Brief-three siblings, the underrated designated routes scattered across the rest of Japan, are also worth knowing about. The Tsukuba-Kasumigaura Ring Ring loop is the closest analogue to Sazanami in feel: a national designated route, mostly flat, hugely under-ridden by foreigners. Kibi-no-michi near Okayama is shorter but on the same lineage of “old Japan, official cycling road, very few foreign cyclists.” Keinawa runs Kyoto–Wakayama and is the inland-mountain counterpart. Pair any of them with a Setouchi week.

The verdict

Onomichi and the Seto Inland Sea
The reason to ride Sazanami isn’t the road. It’s the in-between.

Sazanami is not Shimanami. It’s not even Tobishima. There is no signature bridge crossing, no island-hopping rhythm, no postcard moment that travel magazines have already taught the reader to look for. There are stretches that are downright unremarkable, particularly in the first 25km and the last 15km. There is real traffic. The blue line ends at a station forecourt, not a viewpoint. And if you came hoping for a quiet seaside stroll on a bike, those first hours on Route 2 will throw you.

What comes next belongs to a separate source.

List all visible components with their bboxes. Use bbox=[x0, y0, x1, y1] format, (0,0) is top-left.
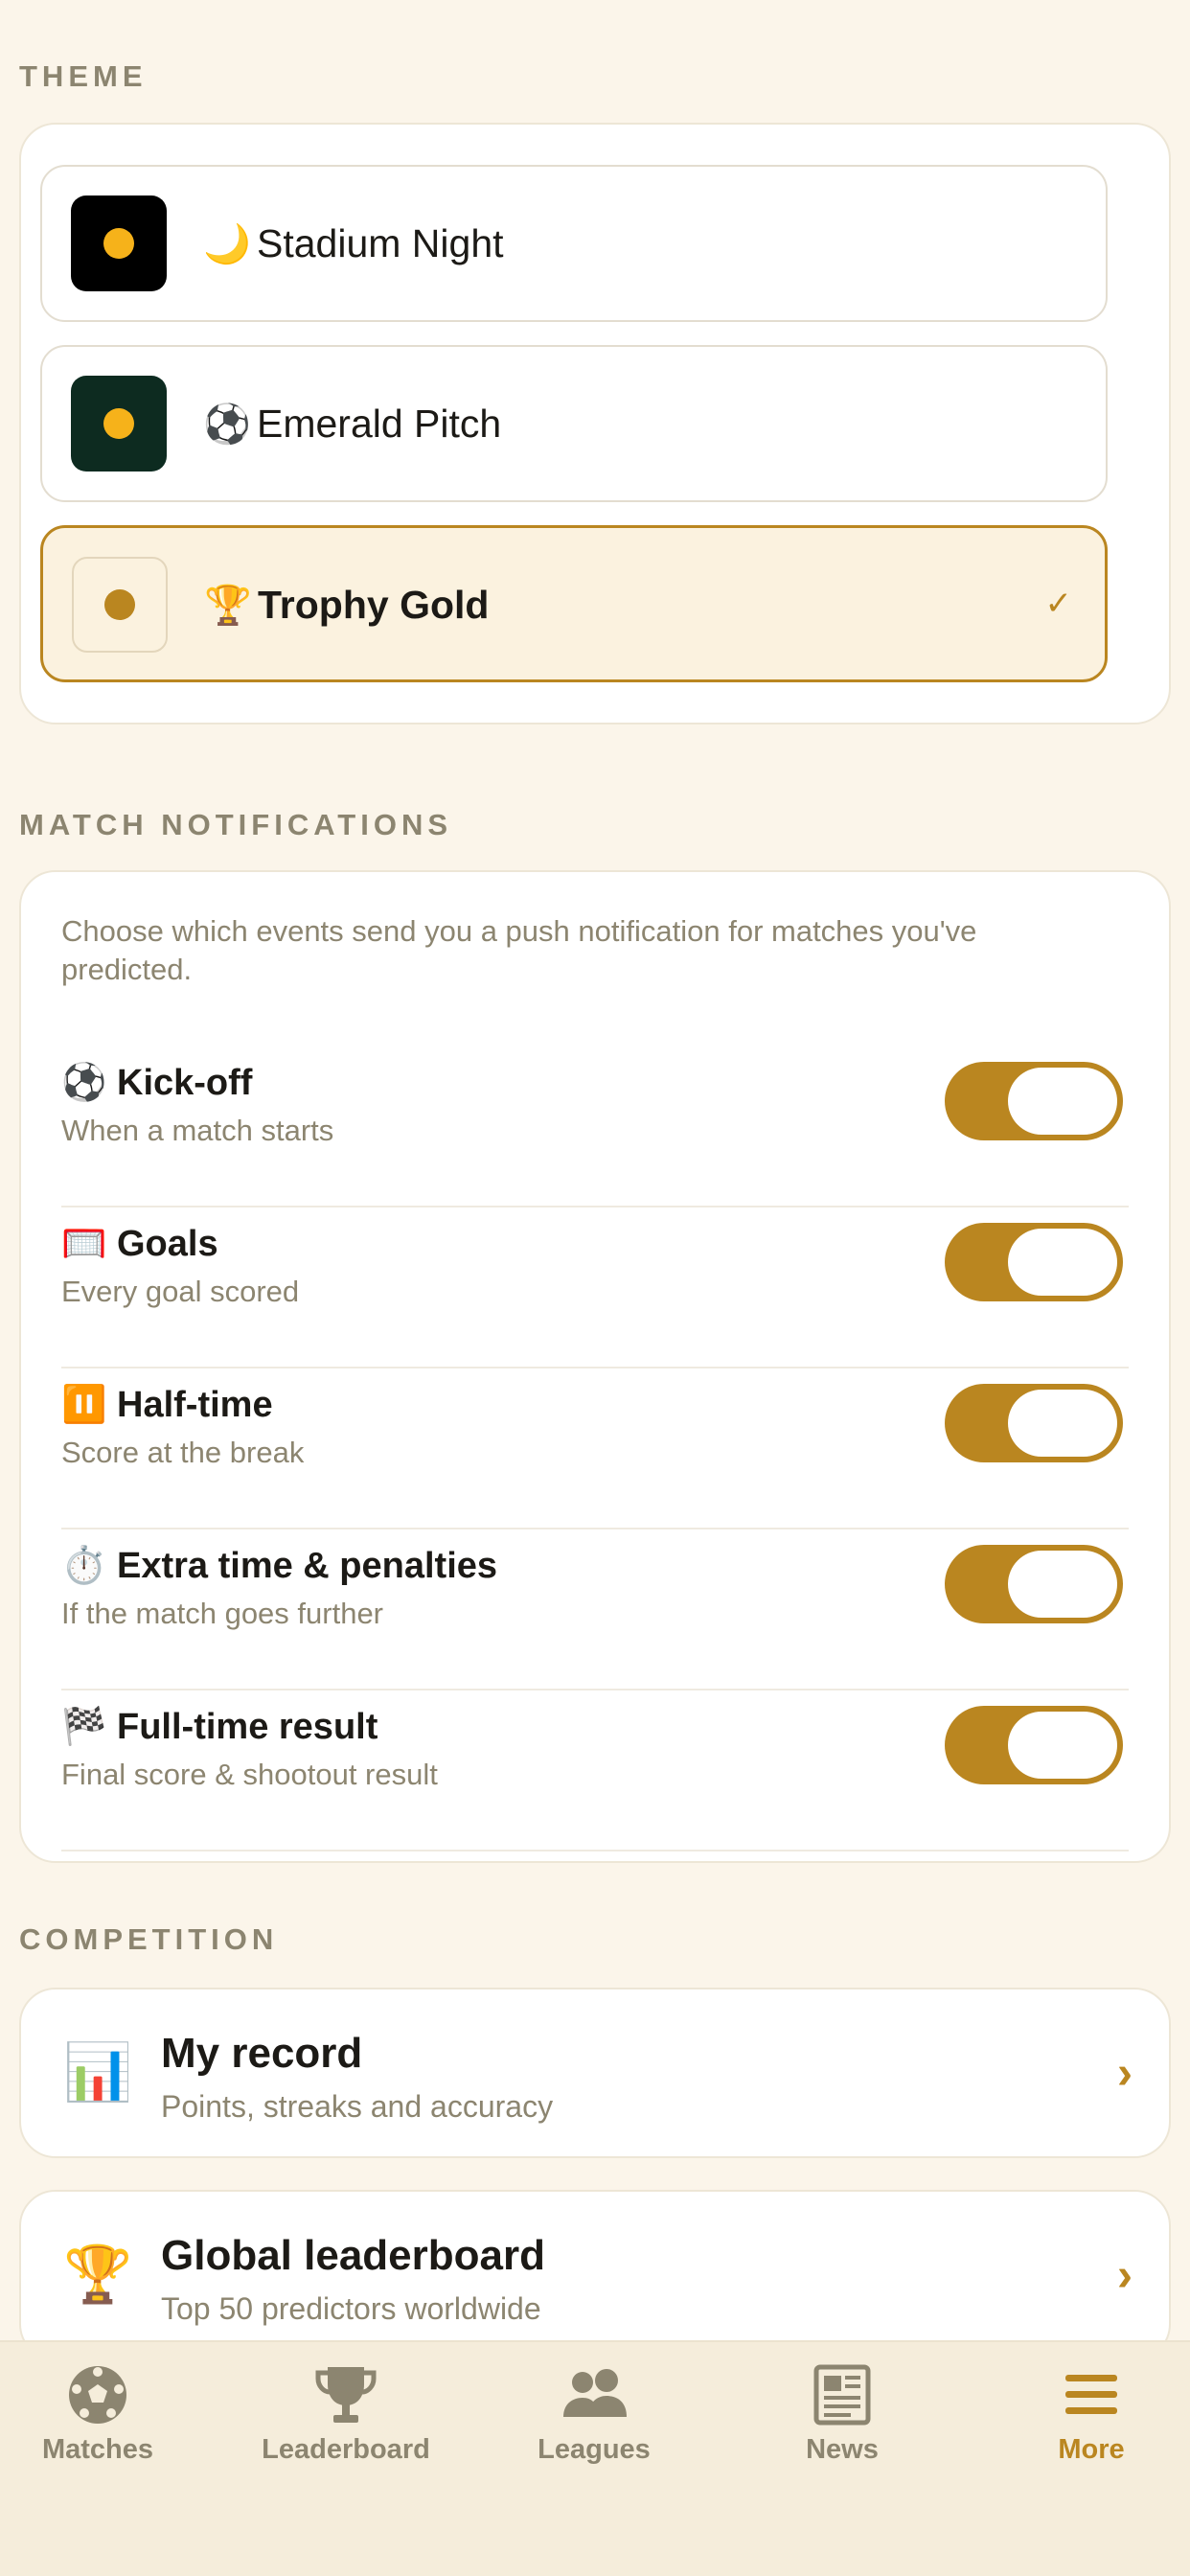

But the section in the middle, from Suba through Tadanoumi and Takehara to the Akinada turnoff, is, hand on heart, one of the prettiest pieces of mainland-coast cycling I’ve found anywhere in the country. Hiroshima cyclists call it the best Inland Sea view she’d ever seen wasn’t exaggerating. And the route’s uselessness as a destination piece is also the thing that makes it useful: it’s the only way to ride from Shimanami to Tobishima on the mainland, the only way to do all three Setouchi routes in continuous order, and the only way to leave Onomichi by bike and arrive in Kure for navy curry by sunset.

If you’ve already done Shimanami, ride Sazanami. If you’ve already done Shimanami and Tobishima, the loop you’re missing is the one that links them. The blue line is right there.

Onomichi looking out toward the Shimanami Kaido bridges
Onomichi at dusk, looking back across to Mukaishima and the Shimanami Kaido. Where the next route begins.